The best advice is to run the numbers and look at mortgage amortization calculator/tables.
The difference in interest rate is really what will tip this one way or the other. If its the same interest rate, you 100% take the 30 year and pay it quicker. This costs you nothing but gives you the flexibility of decreasing your payments if something happens and you cant afford the higher monthly payment.
Now, for some real world examples on $200,000 mortgage
-A 15 year loan at 4.375% will give you a monthly payment of $1517.
-A 30 year loan at 4.875% gill give you a monthly payment of $1058
-A 15 year loan at 4.875% will give you a monthly payment of $1568.
So at this 1/2% higher rate, you lower your minimum monthly payment by $459 a month going 30 years. Thats $5500 a year, which could come in handy if suddenly your cashflow becomes a problem.
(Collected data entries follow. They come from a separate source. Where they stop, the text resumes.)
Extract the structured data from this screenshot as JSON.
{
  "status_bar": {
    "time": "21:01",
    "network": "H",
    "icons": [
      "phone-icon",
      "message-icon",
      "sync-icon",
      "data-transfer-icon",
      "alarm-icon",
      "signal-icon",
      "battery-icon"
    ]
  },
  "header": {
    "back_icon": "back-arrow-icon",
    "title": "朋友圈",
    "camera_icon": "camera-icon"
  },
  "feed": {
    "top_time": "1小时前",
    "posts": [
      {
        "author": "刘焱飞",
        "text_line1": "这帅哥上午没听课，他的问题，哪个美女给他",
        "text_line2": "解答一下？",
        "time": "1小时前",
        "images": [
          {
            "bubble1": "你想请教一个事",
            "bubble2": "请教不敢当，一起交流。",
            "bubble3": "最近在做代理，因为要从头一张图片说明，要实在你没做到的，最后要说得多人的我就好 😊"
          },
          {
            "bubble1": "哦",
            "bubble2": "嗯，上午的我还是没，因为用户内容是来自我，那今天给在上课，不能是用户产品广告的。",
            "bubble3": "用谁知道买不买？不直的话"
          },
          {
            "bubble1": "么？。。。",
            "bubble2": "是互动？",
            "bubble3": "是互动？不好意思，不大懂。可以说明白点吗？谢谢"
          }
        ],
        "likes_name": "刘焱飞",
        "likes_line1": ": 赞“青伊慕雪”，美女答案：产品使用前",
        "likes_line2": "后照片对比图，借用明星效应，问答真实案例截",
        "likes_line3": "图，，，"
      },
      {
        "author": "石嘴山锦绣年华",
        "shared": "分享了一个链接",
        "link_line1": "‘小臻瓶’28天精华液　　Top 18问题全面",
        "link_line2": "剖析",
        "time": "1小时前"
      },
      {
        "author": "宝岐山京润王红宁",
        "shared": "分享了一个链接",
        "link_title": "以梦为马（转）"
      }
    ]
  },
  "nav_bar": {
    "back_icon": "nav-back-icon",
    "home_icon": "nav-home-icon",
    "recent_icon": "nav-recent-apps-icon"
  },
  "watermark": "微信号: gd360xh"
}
However, in order to still pay it off in 15 years, you’d have to pay $1568 per month, or $51 more than if you took the 15 year loan. Or if you get the 30 year loan and make the $1517 payment from the lower rate 15 year loan you would take approximately 15 years and 8 months to pay off the loan.
So you have to run the numbers like this and look at what makes sense for you. As a 33 year old who bought his first house at 23 and then moved at 29 and bought a different one, this is is ny advice:
-First, think about if a house really makes sense right now. You are both recent college grads- what do your jobs look like? The flexibility to move around and be able to more easily expand your job search in the first 10 years of your careers could be worth far more than any equity you may want to build with a home purchase now. If you know you will be staying in this area long term and have landed good jobs, it may make more sense. If you are both engineers or in a highly desireable field and could see moving for a higher salary in a couple years, hold off on the house.
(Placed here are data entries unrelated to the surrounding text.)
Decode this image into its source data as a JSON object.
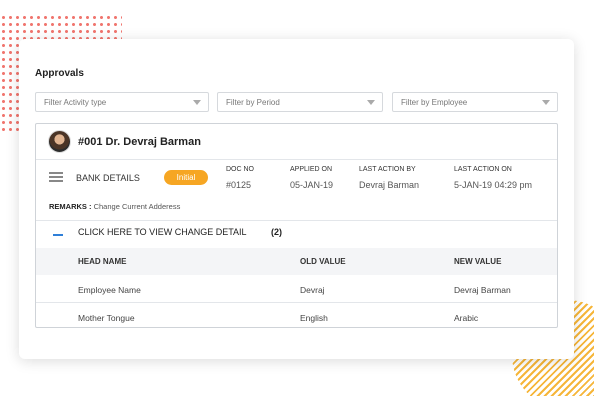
{
  "approvals": {
    "title": "Approvals",
    "filters": [
      {
        "placeholder": "Filter Activity type"
      },
      {
        "placeholder": "Filter by Period"
      },
      {
        "placeholder": "Filter by Employee"
      }
    ]
  },
  "request": {
    "employee": "#001 Dr. Devraj Barman",
    "section": "BANK DETAILS",
    "status": "Initial",
    "columns": [
      {
        "label": "DOC NO",
        "value": "#0125"
      },
      {
        "label": "APPLIED ON",
        "value": "05-JAN-19"
      },
      {
        "label": "LAST ACTION BY",
        "value": "Devraj Barman"
      },
      {
        "label": "LAST ACTION ON",
        "value": "5-JAN-19 04:29 pm"
      }
    ],
    "remarks_label": "REMARKS :",
    "remarks_value": "Change Current Adderess",
    "toggle_label": "CLICK HERE TO VIEW CHANGE DETAIL",
    "change_count": "(2)"
  },
  "changes": {
    "headers": [
      "HEAD NAME",
      "OLD VALUE",
      "NEW VALUE"
    ],
    "rows": [
      [
        "Employee Name",
        "Devraj",
        "Devraj Barman"
      ],
      [
        "Mother Tongue",
        "English",
        "Arabic"
      ]
    ]
  },
  "colors": {
    "badge": "#f6a623",
    "accent": "#2f7fd8",
    "dots": "#f0766f",
    "stripes": "#f6b63a"
  }
}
-How long have you been together? Or living together? If only 2-3 years Id wait until you are married to buy the house. You never know what happens and there are always a ton of wedding expenses you don’t expect.
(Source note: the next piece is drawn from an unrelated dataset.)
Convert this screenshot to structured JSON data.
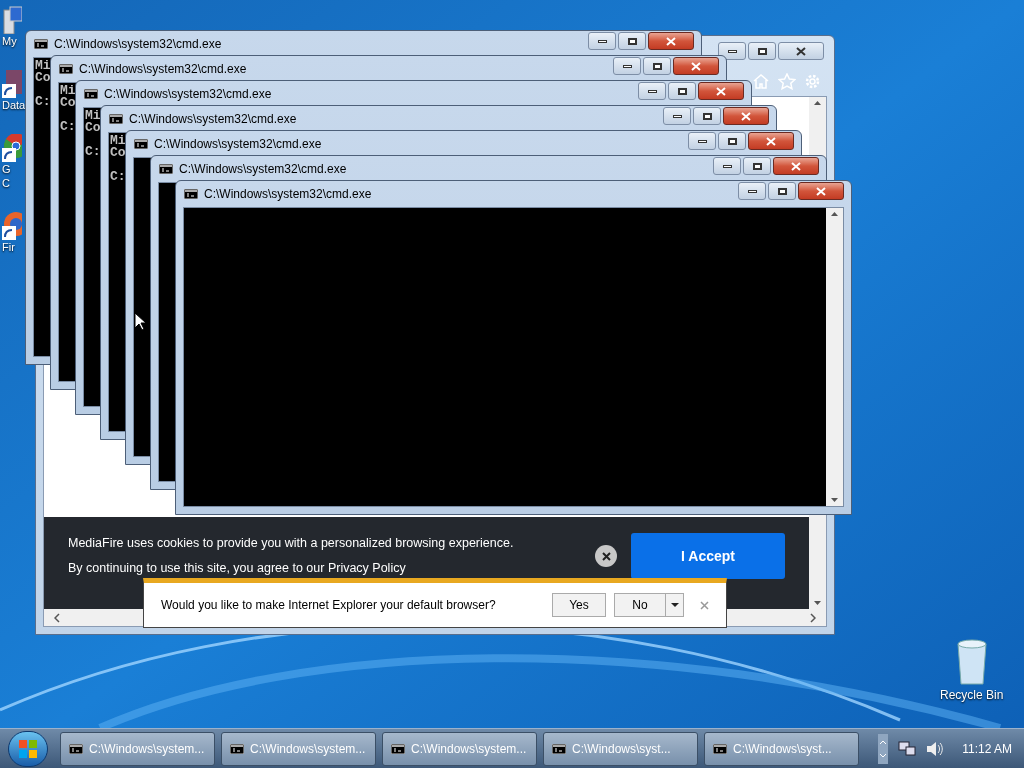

-if you are sure you will want a larger house in 5 years, consider renting and saving extra until you can just afford the larger house. What does rent cost? Consider 2 scenarios:
1) $1200/month rent + Saving $350 month in 2.2% interest savings account ($1550 total per month) Also start the savings account with $6000 in closing costs you would’ve otherwise spent on first house.
2) 30 year loan at $1050/month + $300/month property taxes + $200/month misc house expense ($1550 total per month)
After 5 years in option 1 and renting you will have saved $28,895 to put towards the nicer house.
In option 2 you will have built only $17,000 in equity in your house, and have additional closing costs from selling it. Look at these numbers and what your property taxes will be, it may make more financial sense to just save and wait.
-Alright so we’ve gotten through that and you’re sure you want to buy a house. Get the 30 year loan. Even if you think youre secure in your jobs, you are young and you never know. The flexibility is worth the extra payment in my scenario. Do NOT let taking a 30 year loan convince you to buy a more expensive house than you would have on the 15 year loan then. The whole point is getting flexibility, if you buy a more expensive house you lose that flexibility.
Edit: I forgot to add in my rent vs buy scenarios a section about the house appreciating or depreciating. 5 years is a short time to think your house is guaranteed to go up in value. Considering we’ve had a bull run on housing prices in the last 5 years, it is quite possible that your house you buy now goes down in value over the next 5 years. Its also possible the bull run continues and it goes up a bunch. What this could mean is that you end up with way more equity than renting, or you could even be negative and in 5 years you cant afford that dream house because you are upside down. Just something to consider.